Box 1: Can climate change impacts be valued?

Calculations like those in Tables 2 and 3 are controversial. How can impacts like the loss of ecosystems, or an increased likelihood of premature death be expressed in monetary terms? The notion is not as exotic as it may seem. Monetization is frequently used in many branches of economics.

Since welfare cannot be measured directly, like temperature or weight, an indirect measure has to be used. The most common measures are based on the concepts of willingness to pay (WTP), and willingness to accept compensation (WTA). WTP measures the amount of income a person is willing to forego in exchange for an improved state of the world. For example, it measures what fraction of their income people would be willing to spend to preserve an endangered species or a unique ecosystem. Correspondingly, WTA estimates the compensation that would be required for people to accept its loss. In this way, WTP/WTA can serve as a monetary measure of people's preferences.

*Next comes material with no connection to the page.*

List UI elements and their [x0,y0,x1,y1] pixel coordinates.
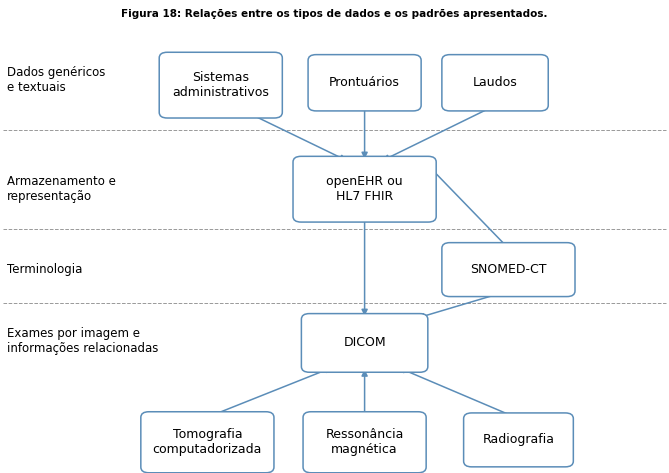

There are several techniques to obtain empirical estimates of people's WTP/WTA. In many cases the easiest way is to elicit estimates directly in surveys or interviews (the contingent valuation method). Alternatively, estimates can be deduced from observed differences in the price of market goods with different environmental characteristics, e.g. from real estate prices in noisy and quiet neighborhoods (the hedonic approach). In the same way, the wage differential between high-risk and low-risk jobs is often used to estimate people's WTP for safety. The money spent to visit a park gives an indication of people's valuation of the visited sight (travel cost method). Similarly, money spent on defensive measures (e.g. on noise reduction) can sometimes serve as an indication of people's WTP.

The empirical estimation of WTP and WTA is often rather tricky. The analysis of climate change, with its variety of different, and usually uncertain impacts, is particularly complex. WTP/WTA estimates are therefore not always available, and proxies, such as the return on input factors (e.g. on capital or land), and other indicators are frequently used to approximate the welfare impacts of climate change (see Table 1). Moreover, where estimates are available they indicate the willingness to pay of the current generation. However, climate change impacts will only occur gradually, with significant effects not expected for another thirty to fifty years. By that time the demographic and socio-economic structure will have changed, and the welfare impacts of global warming will have changed with them.

Available damage figures can therefore only indicate the likely order of magnitude of the true welfare costs. Even so, they provide useful insights in the relative importance of different climate change impacts on human welfare.